Pharmaceuticals & Biotech

How the right RWE platform serves up the ingredients for innovation

By ZS Author

Sept. 3, 2018 | Article | 6-minute read

How the right RWE platform serves up the ingredients for innovation


Many pharmaceutical companies have realized the benefits of moving from standalone real-world data (RWD) projects to full-fledged, cross-functional real-world evidence (RWE) capabilities to drive everything from their R&D programs to their commercial teams’ efforts to demonstrate value—and technology is central to their success. “Real-world evidence is essentially extracting intelligence out of real-world data, and now that we have the right technology, scalable cloud storage and tremendous processing power, we’re actually able to sift through big data to find those insights,” says Abhay Jha, a principal at ZS and the business technology lead in the firm’s R&D excellence practice. 

 

“Sift” is an appropriate term, given the analogy that Jha and his colleague Qin Ye, an associate principal at ZS who has helped multiple clients leverage RWD to address clinical development, HEOR, epidemiology and commercial decisions, use for pharma organizations’ RWE capabilities. They compare a well-designed RWE platform to a well-stocked kitchen, offering all of the “chefs” throughout a pharma organization the proper ingredients to innovate. Jha and Ye recently walked us through this analogy as we discussed the current state of RWE technology and what it takes to implement it successfully. Here are excerpts from our conversation.

 

Q: When it comes to RWE tech solutions, could both enterprise and individual functions’ needs be met at the same time? Is it possible for different teams with different needs to use the same technology at the center of a real-world evidence capability, or does that require different types of technology?

 

Qin Ye: If you set out with the right design philosophy, yes, it’s possible to build a platform that sits at the center to support everyone. You need to leverage the latest and greatest technology to handle big data at scale. You need to adopt common data standards and core capabilities to manage and curate data, and build with user-centric design.

 

A user-centric approach will help you see that there are common steps and tasks that all functions typically would undertake when they approach data, but then you also see their specific needs and workflows, the need for different insights. These groups do need different functionality.
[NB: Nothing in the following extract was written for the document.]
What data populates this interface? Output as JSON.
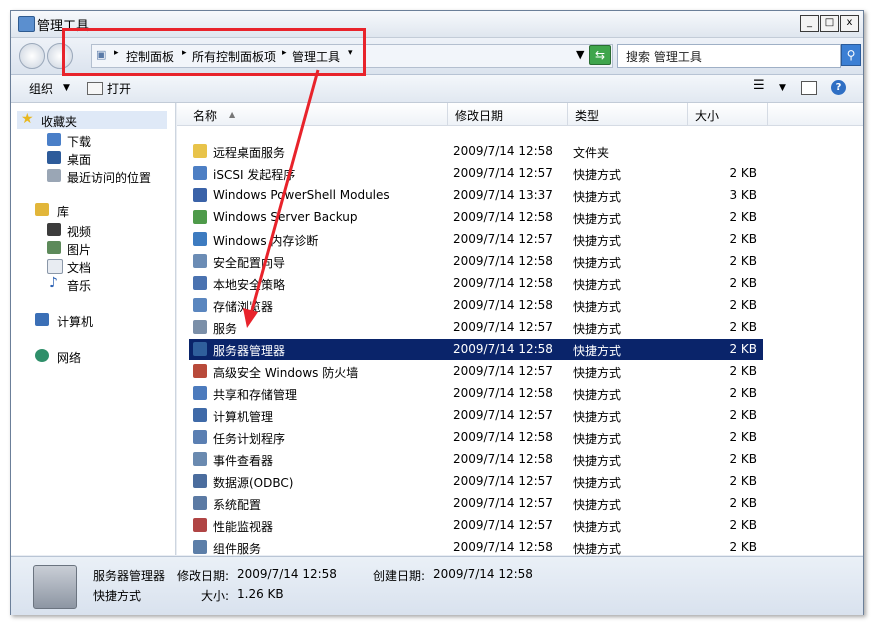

We built the foundation of our platform in a way that enables the enterprise-level capability to manage and curate the data collaboratively, and then we built function-specific applications that sit on top of that foundation.

 

Q: Where do companies need to be on the real-world evidence maturity journey before they’re ready to adopt an RWE technology solution?

 

QY: They need to have a strategic maturity, so a true RWE strategy. They need to think beyond just narrow functional needs. They need an ecosystem to foster collaboration.

 

Abhay Jha: And an alignment between various functional heads, and an understanding that real-world data is something that needs to be explored further. At the senior leadership level, there needs to be alignment on the value of collaborating and the value of data-based decision-making to transform the status quo.

 

QY: And everyone needs to understand the objectives. Do you need to incorporate the use of real-world data into your teams’ daily processes to help them make decisions? Are you happy with every single study or project taking four to five months to complete or do you need something that can scale? Do you want to build a capability to generate high-quality and high-volume evidence that engages healthcare stakeholders at scale? Understand exactly what you want to do with the capability to shape where you are going.

 

Q: Do they need to change their operating models?



 

AJ: Even though we believe in having a single platform at the center of a real-world evidence capability, we’re not suggesting that innovation itself be centralized. We’re suggesting that innovation be federated. In other words, each functional group needs to do their own innovation and needs to have the flexibility of innovation, while the data and common intellectual assets like cohort definitions, vocabulary mappings and algorithms are all centralized.

 

The platform provides the support for innovation. It’s like a kitchen that has all of the ingredients. That doesn’t mean that the kitchen owner is the only one who creates recipes or cooks food. Every person or group can be the cook and can cook innovative new dishes. The RWE capability’s job is to provide a fantastic kitchen, wherein everyone has access to the same rich ingredients, but they can use them in different ways to make different foods to their liking.